翌日天刚蒙蒙亮,阿妈揣了两斤新晒的梅干菜,踩着霜露往东村去。王婆子家的土坯墙根倚着捆干柴,烟囱里正冒着袅袅的青烟,她刚掀开锅盖,就见李家阿妈颠颠地进来,忙笑着让坐:“他婶子,这大清早的,你这是踩着露水赏我脸来了?”

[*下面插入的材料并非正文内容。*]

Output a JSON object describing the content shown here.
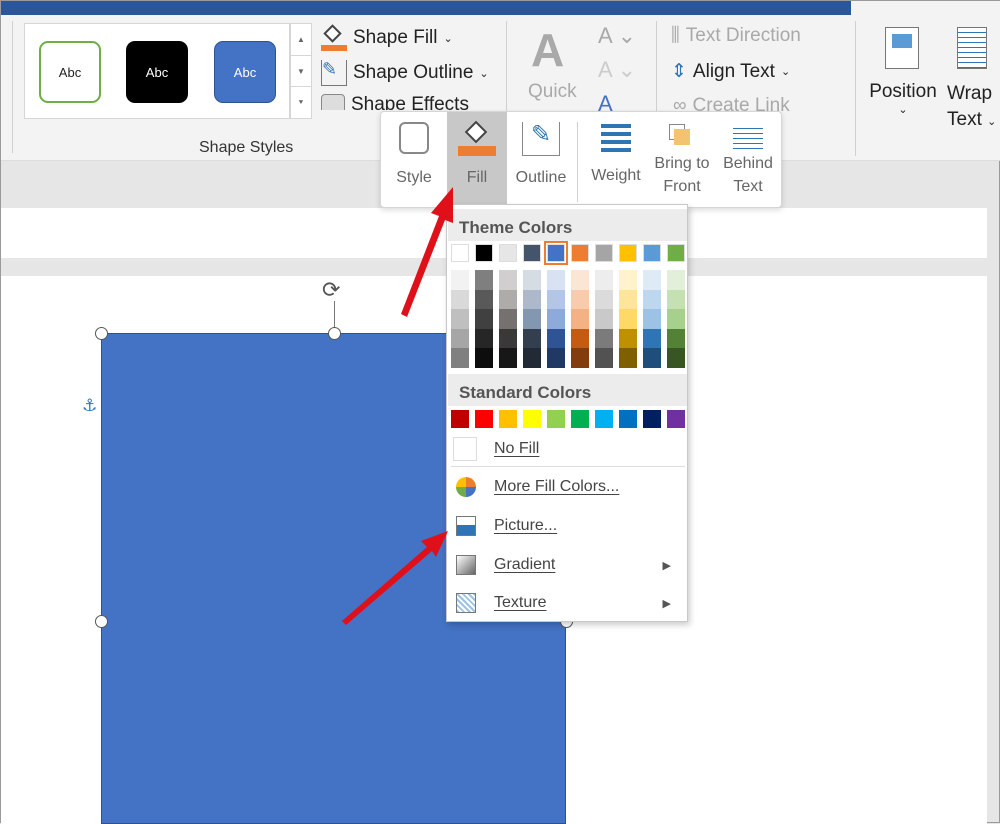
{
  "ribbon": {
    "style_samples": [
      "Abc",
      "Abc",
      "Abc"
    ],
    "shape_fill": "Shape Fill",
    "shape_outline": "Shape Outline",
    "shape_effects": "Shape Effects",
    "group_shape_styles": "Shape Styles",
    "quick": "Quick",
    "text_direction": "Text Direction",
    "align_text": "Align Text",
    "create_link": "Create Link",
    "position": "Position",
    "wrap": "Wrap",
    "wrap_text": "Text"
  },
  "mini_toolbar": {
    "style": "Style",
    "fill": "Fill",
    "outline": "Outline",
    "weight": "Weight",
    "bring1": "Bring to",
    "bring2": "Front",
    "behind1": "Behind",
    "behind2": "Text"
  },
  "fill_menu": {
    "theme_colors_label": "Theme Colors",
    "standard_colors_label": "Standard Colors",
    "theme_colors": [
      [
        "#ffffff",
        "#f2f2f2",
        "#d9d9d9",
        "#bfbfbf",
        "#a6a6a6",
        "#808080"
      ],
      [
        "#000000",
        "#7f7f7f",
        "#595959",
        "#404040",
        "#262626",
        "#0d0d0d"
      ],
      [
        "#e7e6e6",
        "#d0cece",
        "#aeabab",
        "#757171",
        "#3b3838",
        "#181717"
      ],
      [
        "#44546a",
        "#d6dce4",
        "#adb9ca",
        "#8497b0",
        "#333f4f",
        "#222a35"
      ],
      [
        "#4472c4",
        "#d9e2f3",
        "#b4c6e7",
        "#8eaadb",
        "#2f5496",
        "#1f3864"
      ],
      [
        "#ed7d31",
        "#fbe5d5",
        "#f7cbac",
        "#f4b183",
        "#c55a11",
        "#833c0b"
      ],
      [
        "#a5a5a5",
        "#ededed",
        "#dbdbdb",
        "#c9c9c9",
        "#7b7b7b",
        "#525252"
      ],
      [
        "#ffc000",
        "#fff2cc",
        "#fee599",
        "#ffd965",
        "#bf9000",
        "#7f6000"
      ],
      [
        "#5b9bd5",
        "#deebf6",
        "#bdd7ee",
        "#9cc3e5",
        "#2e75b5",
        "#1e4e79"
      ],
      [
        "#70ad47",
        "#e2efd9",
        "#c5e0b3",
        "#a8d08d",
        "#538135",
        "#375623"
      ]
    ],
    "selected_theme_color": "#4472c4",
    "standard_colors": [
      "#c00000",
      "#ff0000",
      "#ffc000",
      "#ffff00",
      "#92d050",
      "#00b050",
      "#00b0f0",
      "#0070c0",
      "#002060",
      "#7030a0"
    ],
    "no_fill": "No Fill",
    "more_fill_colors": "More Fill Colors...",
    "picture": "Picture...",
    "gradient": "Gradient",
    "texture": "Texture"
  },
  "colors": {
    "accent": "#2b579a",
    "shape": "#4472c4",
    "arrow": "#e0101a"
  }
}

阿妈把梅干菜往灶台上一放,脸上堆着笑,却有些坐立不安,搓着手道:“嫂子,俺今儿来,是有桩事要求你。”
王婆子舀了碗热水递给她,挑眉道:“你这是说的啥话,咱邻里邻外的,有啥不能说的?”
阿妈凑近了些,压低了声音,生怕被旁人听了去:“俺家新生,你是知道的。那素芬带着大根嫁过来,旁人总嚼舌根,说大根不是李家的种。俺就想着,你早年帮人验过亲,那土法子……还能用不?”
王婆子闻言,动作顿了顿,拿抹布擦着手,眯着眼打量她:“你是想验大根和新生?”
“可不是嘛!”阿妈急声道,“新生偷偷跟俺说,大根眉眼像他小时候,日子也对得上。可没个准信儿,俺这心里总跟揣了只兔子似的,七上八下的。”
王婆子沉吟片刻,转身从炕头的木匣子里摸出个粗瓷小碗,又寻了根缝衣针,递给阿妈:“这法子简单,却也讲究。得取两人指尖的血,滴在一碗清水里,若是那两滴血能融在一处,便是骨肉血亲;若是分了家,那便……”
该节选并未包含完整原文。